Gabriella Chronis


longhorns at DADC 2022: How many linguists does it take to fool a Question Answering model? A systematic approach to adversarial attacks.
Venelin Kovatchev | Trina Chatterjee | Venkata S Govindarajan | Jifan Chen | Eunsol Choi | Gabriella Chronis | Anubrata Das | Katrin Erk | Matthew Lease | Junyi Jessy Li | Yating Wu | Kyle Mahowald
Proceedings of the First Workshop on Dynamic Adversarial Data Collection

Developing methods to adversarially challenge NLP systems is a promising avenue for improving both model performance and interpretability. Here, we describe the approach of the team “longhorns” on Task 1 of the The First Workshop on Dynamic Adversarial Data Collection (DADC), which asked teams to manually fool a model on an Extractive Question Answering task. Our team finished first (pending validation), with a model error rate of 62%. We advocate for a systematic, linguistically informed approach to formulating adversarial questions, and we describe the results of our pilot experiments, as well as our official submission.

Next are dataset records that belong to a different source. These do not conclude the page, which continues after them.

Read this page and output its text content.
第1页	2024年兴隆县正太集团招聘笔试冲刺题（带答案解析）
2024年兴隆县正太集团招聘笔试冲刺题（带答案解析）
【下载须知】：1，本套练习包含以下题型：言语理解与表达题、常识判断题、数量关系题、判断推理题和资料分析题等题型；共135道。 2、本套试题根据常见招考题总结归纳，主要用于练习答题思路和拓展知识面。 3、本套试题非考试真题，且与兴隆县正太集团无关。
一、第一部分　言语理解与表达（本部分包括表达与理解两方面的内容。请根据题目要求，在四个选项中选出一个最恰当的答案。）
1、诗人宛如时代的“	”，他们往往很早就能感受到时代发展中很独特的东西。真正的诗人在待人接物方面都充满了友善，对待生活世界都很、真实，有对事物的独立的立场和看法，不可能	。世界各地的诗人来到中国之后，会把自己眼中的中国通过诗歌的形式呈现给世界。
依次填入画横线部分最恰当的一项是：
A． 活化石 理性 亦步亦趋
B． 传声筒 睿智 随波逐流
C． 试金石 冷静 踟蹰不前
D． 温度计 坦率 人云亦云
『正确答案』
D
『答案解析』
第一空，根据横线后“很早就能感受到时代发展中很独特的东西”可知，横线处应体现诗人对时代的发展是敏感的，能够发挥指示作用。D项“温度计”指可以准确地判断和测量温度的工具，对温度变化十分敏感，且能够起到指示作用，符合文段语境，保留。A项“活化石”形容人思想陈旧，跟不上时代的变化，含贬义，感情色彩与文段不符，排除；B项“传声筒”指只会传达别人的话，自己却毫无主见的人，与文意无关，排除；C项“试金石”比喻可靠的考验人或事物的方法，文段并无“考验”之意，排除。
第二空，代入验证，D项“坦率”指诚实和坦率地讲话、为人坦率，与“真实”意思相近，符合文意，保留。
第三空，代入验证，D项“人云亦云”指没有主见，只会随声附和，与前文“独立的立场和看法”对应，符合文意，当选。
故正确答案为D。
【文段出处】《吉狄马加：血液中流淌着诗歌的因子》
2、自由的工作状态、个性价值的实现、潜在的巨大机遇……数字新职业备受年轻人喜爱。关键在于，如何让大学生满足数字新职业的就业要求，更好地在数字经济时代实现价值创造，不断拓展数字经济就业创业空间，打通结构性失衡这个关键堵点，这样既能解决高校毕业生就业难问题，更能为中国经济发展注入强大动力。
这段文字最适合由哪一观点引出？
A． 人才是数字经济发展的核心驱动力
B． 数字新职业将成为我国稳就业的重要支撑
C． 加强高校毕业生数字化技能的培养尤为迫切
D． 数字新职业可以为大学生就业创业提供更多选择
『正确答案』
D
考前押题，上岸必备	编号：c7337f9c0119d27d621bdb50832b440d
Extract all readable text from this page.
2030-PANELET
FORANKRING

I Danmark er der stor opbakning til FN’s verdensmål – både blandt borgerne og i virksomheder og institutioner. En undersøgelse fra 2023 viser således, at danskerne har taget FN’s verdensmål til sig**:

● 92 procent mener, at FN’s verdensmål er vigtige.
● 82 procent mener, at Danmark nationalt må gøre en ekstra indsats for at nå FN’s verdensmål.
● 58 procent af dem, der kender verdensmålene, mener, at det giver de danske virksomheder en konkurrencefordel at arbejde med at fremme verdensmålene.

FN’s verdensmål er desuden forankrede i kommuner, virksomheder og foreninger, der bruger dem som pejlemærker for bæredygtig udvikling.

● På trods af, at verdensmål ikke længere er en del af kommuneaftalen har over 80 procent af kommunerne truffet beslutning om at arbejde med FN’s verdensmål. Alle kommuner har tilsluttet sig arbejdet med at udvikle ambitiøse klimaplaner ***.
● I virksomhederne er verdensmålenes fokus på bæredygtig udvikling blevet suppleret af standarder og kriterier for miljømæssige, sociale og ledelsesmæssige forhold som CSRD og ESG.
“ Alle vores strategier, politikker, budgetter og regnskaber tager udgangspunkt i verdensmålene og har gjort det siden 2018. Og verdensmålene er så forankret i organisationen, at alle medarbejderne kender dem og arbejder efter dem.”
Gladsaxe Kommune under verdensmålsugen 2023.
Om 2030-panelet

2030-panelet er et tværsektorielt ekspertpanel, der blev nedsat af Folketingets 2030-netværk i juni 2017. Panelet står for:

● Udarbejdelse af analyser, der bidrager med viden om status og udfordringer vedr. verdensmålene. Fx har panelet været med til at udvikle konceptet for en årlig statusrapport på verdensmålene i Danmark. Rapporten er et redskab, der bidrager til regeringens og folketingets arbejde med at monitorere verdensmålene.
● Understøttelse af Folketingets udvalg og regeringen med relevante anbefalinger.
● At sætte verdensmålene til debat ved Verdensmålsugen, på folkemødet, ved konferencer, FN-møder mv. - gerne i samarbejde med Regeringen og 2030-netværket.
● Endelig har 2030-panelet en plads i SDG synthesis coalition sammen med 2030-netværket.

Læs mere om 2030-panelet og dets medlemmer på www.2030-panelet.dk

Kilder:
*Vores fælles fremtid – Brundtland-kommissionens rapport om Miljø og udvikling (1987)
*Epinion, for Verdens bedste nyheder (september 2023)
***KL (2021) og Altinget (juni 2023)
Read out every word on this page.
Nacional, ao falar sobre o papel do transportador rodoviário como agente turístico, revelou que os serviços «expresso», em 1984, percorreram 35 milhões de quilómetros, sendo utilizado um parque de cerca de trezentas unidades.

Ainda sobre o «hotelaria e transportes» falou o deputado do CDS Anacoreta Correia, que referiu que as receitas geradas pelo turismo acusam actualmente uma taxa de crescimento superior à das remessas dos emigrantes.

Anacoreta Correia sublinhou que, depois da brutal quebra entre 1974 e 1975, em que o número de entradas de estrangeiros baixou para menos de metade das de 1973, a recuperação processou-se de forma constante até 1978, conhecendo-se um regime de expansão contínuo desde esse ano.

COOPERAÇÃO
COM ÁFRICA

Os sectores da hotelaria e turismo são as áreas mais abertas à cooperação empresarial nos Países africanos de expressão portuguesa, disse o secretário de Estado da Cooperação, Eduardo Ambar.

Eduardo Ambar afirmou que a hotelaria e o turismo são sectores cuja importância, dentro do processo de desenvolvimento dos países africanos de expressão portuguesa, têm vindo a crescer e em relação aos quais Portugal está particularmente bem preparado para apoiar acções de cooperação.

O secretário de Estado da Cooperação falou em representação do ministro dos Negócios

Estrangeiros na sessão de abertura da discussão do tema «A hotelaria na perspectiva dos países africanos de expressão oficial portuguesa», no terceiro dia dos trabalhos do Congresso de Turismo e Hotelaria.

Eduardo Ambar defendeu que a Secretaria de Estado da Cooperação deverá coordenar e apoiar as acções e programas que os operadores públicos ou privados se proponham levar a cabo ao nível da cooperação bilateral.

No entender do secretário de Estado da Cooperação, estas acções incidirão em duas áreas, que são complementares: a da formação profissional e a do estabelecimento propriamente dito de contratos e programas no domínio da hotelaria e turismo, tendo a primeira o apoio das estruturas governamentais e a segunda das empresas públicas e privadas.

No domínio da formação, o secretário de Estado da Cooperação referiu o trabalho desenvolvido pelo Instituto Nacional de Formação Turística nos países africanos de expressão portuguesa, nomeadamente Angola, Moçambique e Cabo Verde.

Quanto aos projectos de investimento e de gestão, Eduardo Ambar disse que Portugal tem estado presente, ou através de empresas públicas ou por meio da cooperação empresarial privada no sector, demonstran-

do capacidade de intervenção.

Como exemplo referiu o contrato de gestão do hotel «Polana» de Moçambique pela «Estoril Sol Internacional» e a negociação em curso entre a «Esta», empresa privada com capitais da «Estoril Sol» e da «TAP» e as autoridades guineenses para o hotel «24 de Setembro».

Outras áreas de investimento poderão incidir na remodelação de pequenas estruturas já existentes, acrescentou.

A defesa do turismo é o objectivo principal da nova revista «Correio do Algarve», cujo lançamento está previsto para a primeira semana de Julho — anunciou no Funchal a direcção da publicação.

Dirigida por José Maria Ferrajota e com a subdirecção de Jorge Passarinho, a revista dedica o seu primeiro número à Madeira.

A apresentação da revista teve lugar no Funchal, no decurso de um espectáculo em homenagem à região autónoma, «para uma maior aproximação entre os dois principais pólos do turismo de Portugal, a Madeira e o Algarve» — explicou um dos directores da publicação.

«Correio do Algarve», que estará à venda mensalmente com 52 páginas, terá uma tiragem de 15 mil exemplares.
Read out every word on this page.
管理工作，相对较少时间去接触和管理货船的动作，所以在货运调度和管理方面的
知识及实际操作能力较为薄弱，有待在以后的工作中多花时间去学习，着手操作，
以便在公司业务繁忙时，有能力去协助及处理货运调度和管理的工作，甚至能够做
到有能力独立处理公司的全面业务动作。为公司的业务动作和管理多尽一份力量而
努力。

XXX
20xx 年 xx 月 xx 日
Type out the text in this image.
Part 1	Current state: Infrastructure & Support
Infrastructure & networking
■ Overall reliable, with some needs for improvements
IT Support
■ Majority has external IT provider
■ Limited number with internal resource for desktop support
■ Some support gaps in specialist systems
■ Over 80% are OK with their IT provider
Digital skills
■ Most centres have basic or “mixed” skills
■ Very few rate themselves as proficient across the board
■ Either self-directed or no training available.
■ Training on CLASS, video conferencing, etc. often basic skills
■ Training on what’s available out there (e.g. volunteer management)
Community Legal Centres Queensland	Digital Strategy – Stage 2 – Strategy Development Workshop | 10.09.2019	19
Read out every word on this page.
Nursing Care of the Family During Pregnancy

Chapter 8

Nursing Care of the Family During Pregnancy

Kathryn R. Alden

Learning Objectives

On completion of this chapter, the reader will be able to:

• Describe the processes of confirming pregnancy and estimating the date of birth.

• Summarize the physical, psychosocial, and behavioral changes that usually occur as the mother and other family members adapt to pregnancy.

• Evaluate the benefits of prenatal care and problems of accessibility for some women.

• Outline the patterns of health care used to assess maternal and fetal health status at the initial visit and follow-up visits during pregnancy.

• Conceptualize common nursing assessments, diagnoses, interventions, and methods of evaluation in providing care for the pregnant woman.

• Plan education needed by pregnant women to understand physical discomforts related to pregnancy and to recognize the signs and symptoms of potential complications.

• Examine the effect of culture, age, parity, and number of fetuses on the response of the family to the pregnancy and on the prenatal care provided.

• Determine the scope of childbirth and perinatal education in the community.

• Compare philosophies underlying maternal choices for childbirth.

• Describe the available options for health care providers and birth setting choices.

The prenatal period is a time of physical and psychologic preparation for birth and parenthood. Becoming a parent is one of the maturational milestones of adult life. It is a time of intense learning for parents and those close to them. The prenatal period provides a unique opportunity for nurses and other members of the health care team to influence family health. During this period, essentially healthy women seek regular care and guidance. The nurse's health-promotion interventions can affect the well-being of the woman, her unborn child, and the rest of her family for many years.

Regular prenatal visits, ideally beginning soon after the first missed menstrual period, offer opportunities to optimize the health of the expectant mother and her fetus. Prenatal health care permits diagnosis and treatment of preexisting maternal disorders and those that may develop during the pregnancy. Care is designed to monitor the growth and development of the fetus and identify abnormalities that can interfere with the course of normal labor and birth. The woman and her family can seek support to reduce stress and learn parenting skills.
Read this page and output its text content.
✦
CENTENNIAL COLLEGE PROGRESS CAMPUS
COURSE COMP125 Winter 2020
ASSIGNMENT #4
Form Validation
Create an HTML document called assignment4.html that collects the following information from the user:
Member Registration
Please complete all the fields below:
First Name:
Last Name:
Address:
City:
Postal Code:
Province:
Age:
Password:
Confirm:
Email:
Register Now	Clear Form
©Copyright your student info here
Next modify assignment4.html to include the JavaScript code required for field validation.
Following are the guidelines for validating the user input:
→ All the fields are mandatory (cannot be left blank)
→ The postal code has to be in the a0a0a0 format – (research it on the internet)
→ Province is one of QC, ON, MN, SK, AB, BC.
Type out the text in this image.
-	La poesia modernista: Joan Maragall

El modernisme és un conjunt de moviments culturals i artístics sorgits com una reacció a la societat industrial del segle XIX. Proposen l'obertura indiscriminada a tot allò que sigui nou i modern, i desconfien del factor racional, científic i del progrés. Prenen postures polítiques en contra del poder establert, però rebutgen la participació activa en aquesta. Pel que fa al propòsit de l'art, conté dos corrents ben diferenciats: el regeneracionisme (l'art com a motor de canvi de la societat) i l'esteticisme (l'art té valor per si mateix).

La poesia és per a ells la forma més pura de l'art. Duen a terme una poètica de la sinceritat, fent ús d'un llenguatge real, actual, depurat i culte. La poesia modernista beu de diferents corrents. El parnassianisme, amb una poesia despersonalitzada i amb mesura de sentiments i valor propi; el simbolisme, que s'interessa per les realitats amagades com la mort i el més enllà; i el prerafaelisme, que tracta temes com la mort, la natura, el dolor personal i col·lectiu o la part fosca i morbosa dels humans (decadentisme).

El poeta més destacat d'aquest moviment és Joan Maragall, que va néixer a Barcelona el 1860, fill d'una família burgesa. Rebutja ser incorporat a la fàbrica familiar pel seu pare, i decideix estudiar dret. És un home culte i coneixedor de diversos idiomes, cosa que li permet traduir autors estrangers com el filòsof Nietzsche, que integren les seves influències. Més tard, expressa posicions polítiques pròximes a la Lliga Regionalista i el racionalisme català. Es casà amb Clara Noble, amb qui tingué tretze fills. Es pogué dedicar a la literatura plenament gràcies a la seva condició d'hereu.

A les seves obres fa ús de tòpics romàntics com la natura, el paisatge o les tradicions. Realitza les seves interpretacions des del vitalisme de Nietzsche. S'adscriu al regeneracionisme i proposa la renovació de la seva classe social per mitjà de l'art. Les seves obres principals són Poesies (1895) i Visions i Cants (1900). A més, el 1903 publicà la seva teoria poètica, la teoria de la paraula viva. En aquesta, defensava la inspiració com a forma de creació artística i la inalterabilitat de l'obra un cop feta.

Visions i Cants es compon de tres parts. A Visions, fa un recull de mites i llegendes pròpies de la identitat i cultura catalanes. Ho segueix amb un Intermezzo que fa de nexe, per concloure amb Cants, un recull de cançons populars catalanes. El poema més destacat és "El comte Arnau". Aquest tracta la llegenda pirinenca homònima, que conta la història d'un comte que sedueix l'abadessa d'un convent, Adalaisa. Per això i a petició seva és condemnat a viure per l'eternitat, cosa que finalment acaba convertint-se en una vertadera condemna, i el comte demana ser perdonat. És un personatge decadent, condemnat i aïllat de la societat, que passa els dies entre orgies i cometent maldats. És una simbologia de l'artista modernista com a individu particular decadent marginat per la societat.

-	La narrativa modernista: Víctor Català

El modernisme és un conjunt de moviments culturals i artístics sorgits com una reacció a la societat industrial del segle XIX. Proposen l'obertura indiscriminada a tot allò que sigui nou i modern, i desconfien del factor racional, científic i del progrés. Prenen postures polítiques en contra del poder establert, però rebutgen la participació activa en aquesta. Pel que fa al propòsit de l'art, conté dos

When is a bishop not like a rook? When it’s like a rabbi! Multi-prototype BERT embeddings for estimating semantic relationships
Gabriella Chronis | Katrin Erk
Proceedings of the 24th Conference on Computational Natural Language Learning

This paper investigates contextual language models, which produce token representations, as a resource for lexical semantics at the word or type level. We construct multi-prototype word embeddings from bert-base-uncased (Devlin et al., 2018). These embeddings retain contextual knowledge that is critical for some type-level tasks, while being less cumbersome and less subject to outlier effects than exemplar models. Similarity and relatedness estimation, both type-level tasks, benefit from this contextual knowledge, indicating the context-sensitivity of these processes. BERT’s token level knowledge also allows the testing of a type-level hypothesis about lexical abstractness, demonstrating the relationship between token-level phenomena and type-level concreteness ratings. Our findings provide important insight into the interpretability of BERT: layer 7 approximates semantic similarity, while the final layer (11) approximates relatedness.